R: Não. A proibição está prevista no art. 4º da Lei da SAF. Lá se estabelece que o acionista controlador individual ou o controlador que atinja essa posição por meio da celebração de um acordo de controle, não poderá participar de outra SAF. A proibição envolve não apenas a participação direta, mas também a indireta, hipótese em que se interpõe uma ou mais empresas entre o investidor e a SAF, para evitar a incidência da norma.
E o acionista investidor minoritário de uma SAF, portanto, que não a controle, poderá participar do capital de outra SAF?

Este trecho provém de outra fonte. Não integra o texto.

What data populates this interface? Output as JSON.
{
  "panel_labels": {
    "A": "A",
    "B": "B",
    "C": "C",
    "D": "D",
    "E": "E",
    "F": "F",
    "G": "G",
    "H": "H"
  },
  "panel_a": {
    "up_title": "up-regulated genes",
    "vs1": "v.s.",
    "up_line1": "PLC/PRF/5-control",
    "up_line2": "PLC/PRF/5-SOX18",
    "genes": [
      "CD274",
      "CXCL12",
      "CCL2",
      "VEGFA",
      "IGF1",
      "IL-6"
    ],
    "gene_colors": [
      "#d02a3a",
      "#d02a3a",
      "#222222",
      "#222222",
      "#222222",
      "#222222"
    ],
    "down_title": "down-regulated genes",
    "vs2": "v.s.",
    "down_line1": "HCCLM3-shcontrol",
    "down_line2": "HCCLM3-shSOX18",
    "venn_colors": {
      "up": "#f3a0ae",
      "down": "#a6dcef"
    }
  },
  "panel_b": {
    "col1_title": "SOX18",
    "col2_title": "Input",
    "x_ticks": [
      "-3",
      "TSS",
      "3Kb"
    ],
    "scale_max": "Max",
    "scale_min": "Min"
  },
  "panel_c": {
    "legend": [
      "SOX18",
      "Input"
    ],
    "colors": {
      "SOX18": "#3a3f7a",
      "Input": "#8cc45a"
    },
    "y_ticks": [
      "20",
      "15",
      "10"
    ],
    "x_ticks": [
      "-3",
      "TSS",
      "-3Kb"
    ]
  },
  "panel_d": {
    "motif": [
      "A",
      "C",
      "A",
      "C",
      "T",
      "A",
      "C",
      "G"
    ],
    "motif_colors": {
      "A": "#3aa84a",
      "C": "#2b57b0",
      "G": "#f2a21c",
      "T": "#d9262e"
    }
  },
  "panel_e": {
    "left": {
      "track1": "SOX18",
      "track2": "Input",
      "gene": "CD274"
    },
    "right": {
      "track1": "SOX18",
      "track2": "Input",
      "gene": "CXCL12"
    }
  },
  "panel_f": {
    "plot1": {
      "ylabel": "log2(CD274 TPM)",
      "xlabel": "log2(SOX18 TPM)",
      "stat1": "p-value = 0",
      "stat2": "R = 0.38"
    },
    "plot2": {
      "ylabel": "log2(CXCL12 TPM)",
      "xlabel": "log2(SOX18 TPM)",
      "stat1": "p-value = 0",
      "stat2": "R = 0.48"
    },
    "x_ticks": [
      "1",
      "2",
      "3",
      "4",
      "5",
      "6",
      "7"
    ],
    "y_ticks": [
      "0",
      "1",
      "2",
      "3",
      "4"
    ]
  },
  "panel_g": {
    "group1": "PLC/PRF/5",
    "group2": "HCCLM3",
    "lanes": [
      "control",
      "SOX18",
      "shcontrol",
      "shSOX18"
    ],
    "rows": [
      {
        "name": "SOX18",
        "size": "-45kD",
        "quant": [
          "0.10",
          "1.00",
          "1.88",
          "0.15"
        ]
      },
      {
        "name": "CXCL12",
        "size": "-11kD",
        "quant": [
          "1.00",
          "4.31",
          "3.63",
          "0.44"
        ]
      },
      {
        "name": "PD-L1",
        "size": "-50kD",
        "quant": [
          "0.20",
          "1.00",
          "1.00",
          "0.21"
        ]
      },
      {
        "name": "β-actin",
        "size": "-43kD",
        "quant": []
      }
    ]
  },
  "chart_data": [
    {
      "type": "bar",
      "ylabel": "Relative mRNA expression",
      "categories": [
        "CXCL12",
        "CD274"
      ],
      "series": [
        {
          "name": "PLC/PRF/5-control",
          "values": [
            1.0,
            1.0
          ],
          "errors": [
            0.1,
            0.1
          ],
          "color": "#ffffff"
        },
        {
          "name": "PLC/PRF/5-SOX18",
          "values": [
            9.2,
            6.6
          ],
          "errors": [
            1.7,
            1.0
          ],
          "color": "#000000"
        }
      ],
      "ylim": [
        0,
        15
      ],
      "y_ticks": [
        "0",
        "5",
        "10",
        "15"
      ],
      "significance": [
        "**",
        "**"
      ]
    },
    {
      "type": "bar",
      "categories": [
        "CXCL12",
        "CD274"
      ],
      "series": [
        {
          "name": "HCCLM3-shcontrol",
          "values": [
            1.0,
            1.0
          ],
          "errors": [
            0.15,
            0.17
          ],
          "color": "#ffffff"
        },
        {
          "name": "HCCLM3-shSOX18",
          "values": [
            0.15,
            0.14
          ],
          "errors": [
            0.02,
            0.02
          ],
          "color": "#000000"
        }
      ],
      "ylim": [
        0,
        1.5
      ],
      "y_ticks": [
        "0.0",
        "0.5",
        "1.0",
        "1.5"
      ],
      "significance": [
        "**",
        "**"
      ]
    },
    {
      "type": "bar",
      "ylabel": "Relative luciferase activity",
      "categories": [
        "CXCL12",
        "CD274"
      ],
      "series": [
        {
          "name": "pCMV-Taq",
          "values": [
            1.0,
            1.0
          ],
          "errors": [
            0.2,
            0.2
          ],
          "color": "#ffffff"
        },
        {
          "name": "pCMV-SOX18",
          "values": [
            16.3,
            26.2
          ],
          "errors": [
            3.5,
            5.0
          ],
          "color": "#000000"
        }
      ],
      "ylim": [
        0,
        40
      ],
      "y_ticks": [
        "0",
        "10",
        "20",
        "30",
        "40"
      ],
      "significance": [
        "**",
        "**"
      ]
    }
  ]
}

R: Sim, porém se sujeitando às restrições previstas na Lei da SAF. Por exemplo, o acionista que detiver 10% ou mais do capital votante de uma SAF, e desde que, com este pequeno percentual, não a controle, poderá participar de outra SAF, mas não poderá se manifestar nem votar nas assembleias gerais. Também não poderá participar das administrações, direta ou indiretamente. Pretende-se, como essas normas, evitar situações conflituosas.
A Lei da SAF criou algum instrumento de verificação da identidade do investidor da SAF?
R: Sim. Quando o investidor for pessoa jurídica e detiver participação igual ou superior a 5% do capital social da SAF, deverá informar à SAF e à entidade nacional de administração do esporte – portanto, à CBF –, o nome, a qualificação, o endereço e os dados de contato da pessoa física que, direta ou indiretamente, exerça o seu controle ou que seja a beneficiária final do investimento.
A Lei da SAF prevê alguma sanção ao investidor pessoa jurídica que não revelar a identidade do controlador ou do beneficiário final?
R: Sim. Enquanto não cumprir o dever de informar, a pessoa jurídica investidora terá seus direitos políticos suspensos e os eventuais dividendos ou outros pagamentos que lhe forem declarados serão retidos até o cumprimento desse dever de transparência.
Outras dúvidas, ainda não abordadas na Parte 1 ou neste texto, serão apresentadas – e respondidas – nas colunas seguintes.